Understanding The Situation

Many growers believe that disease is an inevitable event since traditional fungicides are not effective at killing dormant spores; fungicides are actually designed to suppress, inhibit, subdue and at best kill the fungal organisms once they have developed from resting spores.

In the past, the only solutions were to repeatedly apply preventive fungicides or intensively scout plants and begin treatments at the first sign of disease. However, by the time the symptoms show up, the disease can be well established within the plants and result in severe losses.

Sanitation agents that have no effect on dormant spores include chlorine solutions less than 5 percent, quaternary compounds, alcohol, iodine and phenol solutions. The chemicals that do have sporicidal activity are generally phytotoxic to plant material or are carcinogenic to humans, such as formaldehyde and formaline.

To complicate matters, using chemicals that only control disease outbreaks while leaving spores actually encourages more disease. Once the active organism "feels" it is under attack, it reverts to survival mode: It produces more spores to ensure that before it dies it will guarantee its overall survival by producing spores for future disease outbreaks. The result of traditional chemistry having no effect on resting spores dictates that growers live with the fact that disease epidemics are inevitable and lurking in their greenhouses.

Practice Good Sanitation

Good sanitation practices are one of the few standards university pathologists and industry consultants agree on. The first step in a disease-prevention program and the basis of any long-term strategy has to be an aggressive sanitation program. Get debris out of the greenhouse and use sanitation agents to treat floors, olds pots and equipment.

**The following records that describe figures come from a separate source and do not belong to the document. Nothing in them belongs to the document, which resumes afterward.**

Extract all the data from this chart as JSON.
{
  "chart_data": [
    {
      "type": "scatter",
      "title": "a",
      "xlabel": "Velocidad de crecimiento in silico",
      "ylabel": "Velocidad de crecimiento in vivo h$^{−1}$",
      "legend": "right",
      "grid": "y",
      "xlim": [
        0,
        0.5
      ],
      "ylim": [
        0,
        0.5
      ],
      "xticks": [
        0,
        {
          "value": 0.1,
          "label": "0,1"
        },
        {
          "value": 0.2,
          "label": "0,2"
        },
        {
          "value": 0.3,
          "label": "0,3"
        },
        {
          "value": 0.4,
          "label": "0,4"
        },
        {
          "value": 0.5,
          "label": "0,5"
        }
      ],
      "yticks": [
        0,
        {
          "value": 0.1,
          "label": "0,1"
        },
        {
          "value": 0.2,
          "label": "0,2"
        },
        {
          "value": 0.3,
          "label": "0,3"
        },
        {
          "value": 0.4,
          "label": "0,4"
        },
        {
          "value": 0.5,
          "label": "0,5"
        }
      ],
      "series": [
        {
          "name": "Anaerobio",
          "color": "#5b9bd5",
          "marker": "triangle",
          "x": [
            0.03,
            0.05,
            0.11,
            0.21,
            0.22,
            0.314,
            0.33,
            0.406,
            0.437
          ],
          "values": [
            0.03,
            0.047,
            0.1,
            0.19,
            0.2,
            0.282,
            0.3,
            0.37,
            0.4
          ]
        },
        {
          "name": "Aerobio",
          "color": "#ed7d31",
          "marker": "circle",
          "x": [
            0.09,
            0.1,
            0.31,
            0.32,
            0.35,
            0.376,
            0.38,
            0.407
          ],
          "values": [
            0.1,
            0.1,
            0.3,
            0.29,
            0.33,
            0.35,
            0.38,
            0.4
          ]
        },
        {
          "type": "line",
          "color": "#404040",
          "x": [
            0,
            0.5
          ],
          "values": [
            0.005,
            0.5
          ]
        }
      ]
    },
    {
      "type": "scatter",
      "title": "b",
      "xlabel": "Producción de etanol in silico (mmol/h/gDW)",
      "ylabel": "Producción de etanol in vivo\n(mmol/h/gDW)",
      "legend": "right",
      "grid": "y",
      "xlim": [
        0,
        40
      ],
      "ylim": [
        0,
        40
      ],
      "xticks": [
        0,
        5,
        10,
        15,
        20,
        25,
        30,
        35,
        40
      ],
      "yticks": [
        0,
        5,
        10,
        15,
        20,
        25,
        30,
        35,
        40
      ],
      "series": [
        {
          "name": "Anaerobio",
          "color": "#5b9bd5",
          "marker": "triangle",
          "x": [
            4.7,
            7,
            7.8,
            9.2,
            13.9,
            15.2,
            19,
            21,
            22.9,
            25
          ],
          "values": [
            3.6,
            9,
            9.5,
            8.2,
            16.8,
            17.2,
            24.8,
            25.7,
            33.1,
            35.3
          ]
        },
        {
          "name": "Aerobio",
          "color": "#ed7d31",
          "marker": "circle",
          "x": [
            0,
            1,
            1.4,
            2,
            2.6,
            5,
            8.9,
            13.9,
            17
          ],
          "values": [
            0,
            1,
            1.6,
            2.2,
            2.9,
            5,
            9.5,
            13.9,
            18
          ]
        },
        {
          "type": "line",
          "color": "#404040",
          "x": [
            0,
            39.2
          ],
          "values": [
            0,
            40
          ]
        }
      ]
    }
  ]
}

One approach to disease control uses high-level sporicides capable of killing fungal organisms, active or inactive, on the plant tissue or in the growing environment. There are sporicides capable of sanitizing both plant tissue and the growing environment. Activated peroxygen chemistry, when formulated with stabilizers and buffering agents, allows growers to aggressively sanitize both their plants and growing environments. This allows growers to continually reduce populations of dormant spores and active disease organisms while the crops are growing.

Past practices only allowed sanitation to occur before and after crops were in the greenhouse because there were dangers and concerns of phytotoxicity. This new class of chemistry has an immediate effect on the resting spores as well as active adult microorganisms. The new approach is to aggressively sanitize the inanimate surfaces within the growing environment and the plants themselves.

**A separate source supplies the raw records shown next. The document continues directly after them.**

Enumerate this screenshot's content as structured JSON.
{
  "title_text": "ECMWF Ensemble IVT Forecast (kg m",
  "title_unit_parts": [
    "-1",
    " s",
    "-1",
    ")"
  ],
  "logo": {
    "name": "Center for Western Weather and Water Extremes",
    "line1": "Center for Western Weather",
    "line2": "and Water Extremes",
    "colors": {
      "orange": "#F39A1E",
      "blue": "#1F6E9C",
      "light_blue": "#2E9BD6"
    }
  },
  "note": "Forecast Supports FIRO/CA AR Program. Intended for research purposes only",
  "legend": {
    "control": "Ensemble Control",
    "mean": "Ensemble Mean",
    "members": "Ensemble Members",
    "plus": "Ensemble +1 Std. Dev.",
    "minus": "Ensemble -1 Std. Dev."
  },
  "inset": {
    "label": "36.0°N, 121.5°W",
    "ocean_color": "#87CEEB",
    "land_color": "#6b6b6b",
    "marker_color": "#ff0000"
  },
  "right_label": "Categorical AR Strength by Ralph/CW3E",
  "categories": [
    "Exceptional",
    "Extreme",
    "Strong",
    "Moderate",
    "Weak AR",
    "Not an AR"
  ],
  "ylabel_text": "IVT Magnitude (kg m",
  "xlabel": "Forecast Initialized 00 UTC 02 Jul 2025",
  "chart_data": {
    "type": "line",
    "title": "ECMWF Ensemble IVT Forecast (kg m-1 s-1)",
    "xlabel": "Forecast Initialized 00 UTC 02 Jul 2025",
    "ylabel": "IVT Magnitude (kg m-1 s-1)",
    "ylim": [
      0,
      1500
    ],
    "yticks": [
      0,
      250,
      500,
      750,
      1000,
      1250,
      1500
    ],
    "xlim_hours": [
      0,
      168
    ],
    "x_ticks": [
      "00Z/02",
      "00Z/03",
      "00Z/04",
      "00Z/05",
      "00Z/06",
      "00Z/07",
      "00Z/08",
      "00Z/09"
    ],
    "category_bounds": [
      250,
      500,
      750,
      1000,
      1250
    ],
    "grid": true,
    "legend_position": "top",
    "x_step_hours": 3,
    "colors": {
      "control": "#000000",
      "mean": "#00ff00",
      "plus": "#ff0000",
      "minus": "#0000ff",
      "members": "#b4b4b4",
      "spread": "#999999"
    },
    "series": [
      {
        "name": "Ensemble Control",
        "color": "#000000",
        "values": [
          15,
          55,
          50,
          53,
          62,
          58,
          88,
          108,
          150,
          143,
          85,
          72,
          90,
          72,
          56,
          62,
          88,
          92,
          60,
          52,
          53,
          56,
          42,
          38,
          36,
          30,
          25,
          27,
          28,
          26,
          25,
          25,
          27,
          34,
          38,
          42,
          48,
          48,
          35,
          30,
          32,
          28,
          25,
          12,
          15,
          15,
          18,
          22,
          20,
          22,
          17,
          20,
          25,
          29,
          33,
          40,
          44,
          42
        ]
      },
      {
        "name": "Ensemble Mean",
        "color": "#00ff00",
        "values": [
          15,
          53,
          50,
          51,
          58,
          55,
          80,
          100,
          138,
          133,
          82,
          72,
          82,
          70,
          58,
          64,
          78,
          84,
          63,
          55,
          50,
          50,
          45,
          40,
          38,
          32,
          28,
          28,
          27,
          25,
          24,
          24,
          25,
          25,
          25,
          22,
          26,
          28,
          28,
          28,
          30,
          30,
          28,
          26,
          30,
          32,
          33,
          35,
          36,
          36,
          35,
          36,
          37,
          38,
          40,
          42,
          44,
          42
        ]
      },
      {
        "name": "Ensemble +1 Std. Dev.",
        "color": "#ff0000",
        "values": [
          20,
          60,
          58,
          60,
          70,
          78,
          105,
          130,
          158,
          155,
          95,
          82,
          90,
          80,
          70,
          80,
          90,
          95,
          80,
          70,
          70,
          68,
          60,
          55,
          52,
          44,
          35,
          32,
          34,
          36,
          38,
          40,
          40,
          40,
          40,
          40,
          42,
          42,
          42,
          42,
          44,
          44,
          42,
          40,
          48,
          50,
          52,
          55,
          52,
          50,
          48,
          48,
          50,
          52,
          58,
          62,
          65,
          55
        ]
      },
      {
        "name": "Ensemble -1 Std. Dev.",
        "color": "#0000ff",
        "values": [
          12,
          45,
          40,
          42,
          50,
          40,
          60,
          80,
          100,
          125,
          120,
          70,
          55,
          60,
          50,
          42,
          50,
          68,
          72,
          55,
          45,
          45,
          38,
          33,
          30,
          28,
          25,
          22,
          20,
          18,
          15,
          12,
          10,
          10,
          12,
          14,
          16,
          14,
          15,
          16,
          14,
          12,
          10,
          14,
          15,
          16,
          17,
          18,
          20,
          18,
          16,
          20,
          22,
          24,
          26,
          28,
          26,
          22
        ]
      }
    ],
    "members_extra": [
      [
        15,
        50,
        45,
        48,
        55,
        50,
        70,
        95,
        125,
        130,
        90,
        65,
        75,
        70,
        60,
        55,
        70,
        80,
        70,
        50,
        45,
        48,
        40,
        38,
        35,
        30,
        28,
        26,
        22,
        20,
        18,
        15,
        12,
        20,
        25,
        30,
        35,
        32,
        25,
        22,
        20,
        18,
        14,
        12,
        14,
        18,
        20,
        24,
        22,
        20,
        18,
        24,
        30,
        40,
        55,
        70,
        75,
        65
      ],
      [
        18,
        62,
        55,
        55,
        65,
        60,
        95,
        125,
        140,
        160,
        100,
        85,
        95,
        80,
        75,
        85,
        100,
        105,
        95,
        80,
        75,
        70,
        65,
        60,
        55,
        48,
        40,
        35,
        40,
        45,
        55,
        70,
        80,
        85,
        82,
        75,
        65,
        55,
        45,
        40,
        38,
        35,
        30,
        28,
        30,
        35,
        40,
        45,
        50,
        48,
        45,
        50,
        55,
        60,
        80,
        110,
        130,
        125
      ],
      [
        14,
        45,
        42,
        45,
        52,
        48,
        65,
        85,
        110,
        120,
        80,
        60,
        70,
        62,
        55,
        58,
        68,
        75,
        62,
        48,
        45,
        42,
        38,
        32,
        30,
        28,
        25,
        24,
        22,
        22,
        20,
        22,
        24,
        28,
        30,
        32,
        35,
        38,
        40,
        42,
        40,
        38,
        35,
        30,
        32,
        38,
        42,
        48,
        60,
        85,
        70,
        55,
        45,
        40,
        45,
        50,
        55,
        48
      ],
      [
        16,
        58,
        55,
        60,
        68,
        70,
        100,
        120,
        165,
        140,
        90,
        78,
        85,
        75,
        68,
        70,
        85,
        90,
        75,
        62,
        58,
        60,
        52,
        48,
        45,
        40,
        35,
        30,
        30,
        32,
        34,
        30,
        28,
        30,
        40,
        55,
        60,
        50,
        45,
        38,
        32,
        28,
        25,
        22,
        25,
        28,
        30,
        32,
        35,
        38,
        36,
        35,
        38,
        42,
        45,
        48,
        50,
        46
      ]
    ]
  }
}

As a preventive measure, you can also treat and sanitize all plant material coming into the growing environment, including all seeds and cuttings. Treating irrigation water and using direction injection of chemicals in all propagation houses prevents all forms of bacteria and fungal diseases such as Botrytis, Erwinia, Phythium, Phytophora, Peudomonas and Xanthomonas.

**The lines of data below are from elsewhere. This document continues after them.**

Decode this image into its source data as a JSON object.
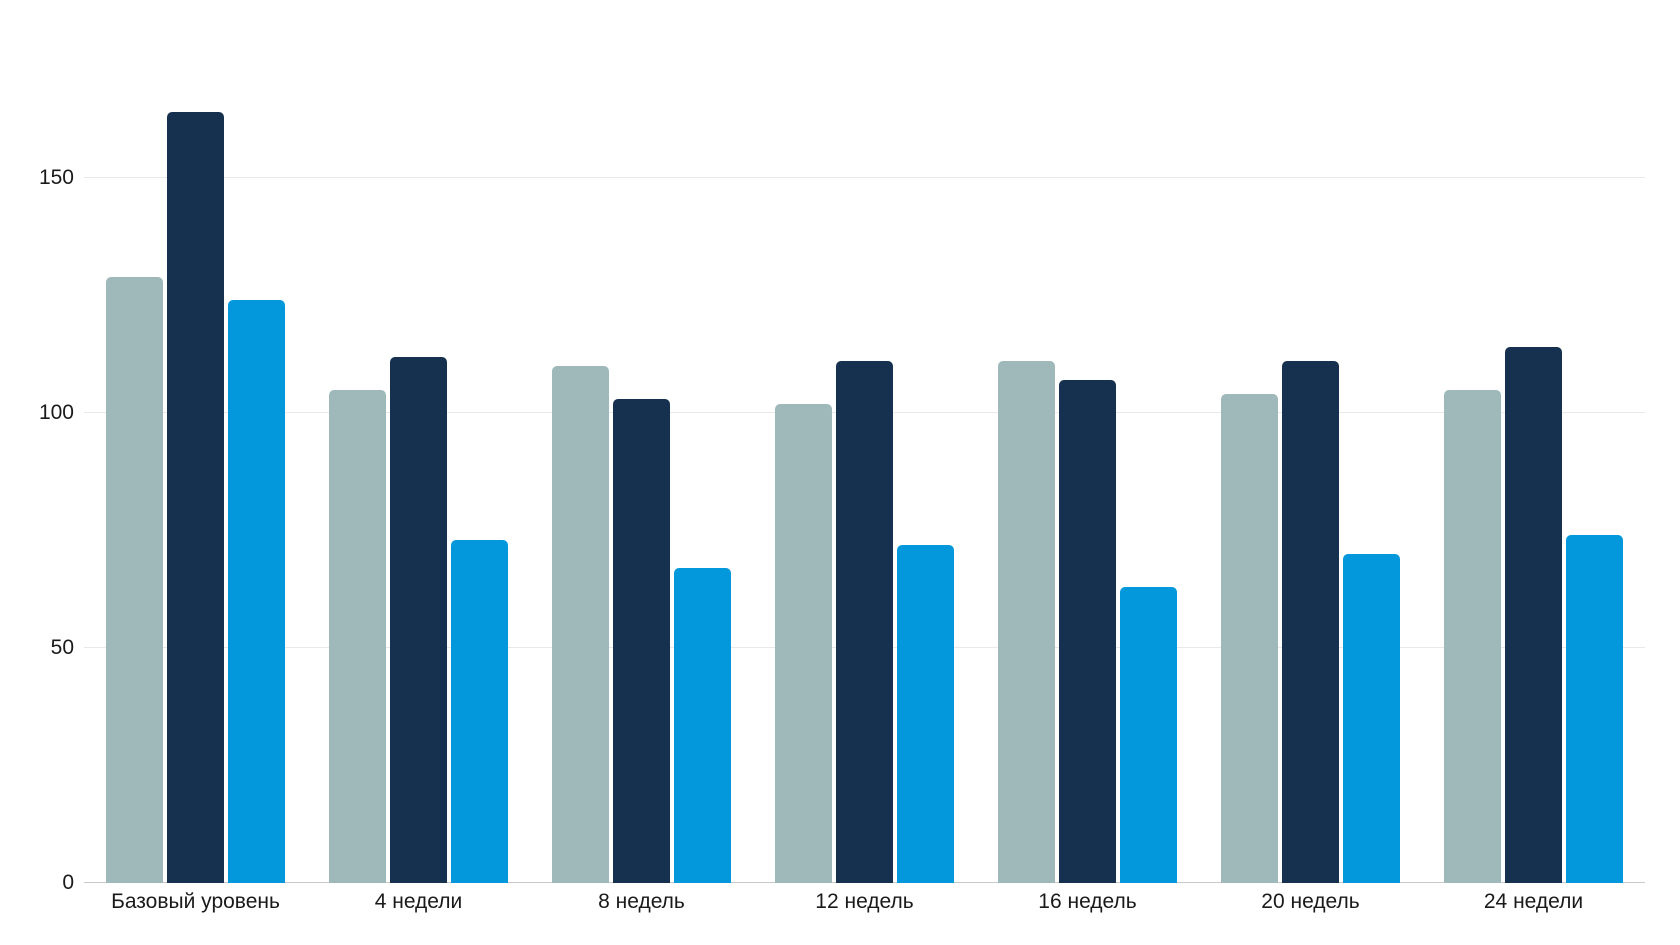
{
  "chart_data": {
    "type": "bar",
    "title": "",
    "xlabel": "",
    "ylabel": "",
    "categories": [
      "Базовый уровень",
      "4 недели",
      "8 недель",
      "12 недель",
      "16 недель",
      "20 недель",
      "24 недели"
    ],
    "series": [
      {
        "name": "grayish-teal-series",
        "color": "#9fb8ba",
        "values": [
          129,
          105,
          110,
          102,
          111,
          104,
          105
        ]
      },
      {
        "name": "dark-navy-series",
        "color": "#16304f",
        "values": [
          164,
          112,
          103,
          111,
          107,
          111,
          114
        ]
      },
      {
        "name": "bright-blue-series",
        "color": "#0398dc",
        "values": [
          124,
          73,
          67,
          72,
          63,
          70,
          74
        ]
      }
    ],
    "ylim": [
      0,
      175
    ],
    "yticks": [
      0,
      50,
      100,
      150
    ],
    "grid": true,
    "legend_position": "none",
    "colors": {
      "gridline": "#e9e9e9",
      "axis_line": "#c9c9c9",
      "tick_text": "#1a1a1a"
    }
  }
}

Further, it is important to regularly treat under bench areas. These have always been problem areas for growers and can harbor debris, resting spores, insect larvae and algae that provide matter for disease cycling.

The bottom line is there are many ways to control disease, and it is important for you to find some that work for your greenhouse. Aggressive sanitation practices that reduce overall populations of resting spores, disease organisms and insect larvae will reduce and control the overall disease potential. Growers can also attack spores before any symptoms appear. If you keep a close eye on sanitation and understand the facts, spores truly will be the unseen enemy: unseen in greenhouses and unseen in crops.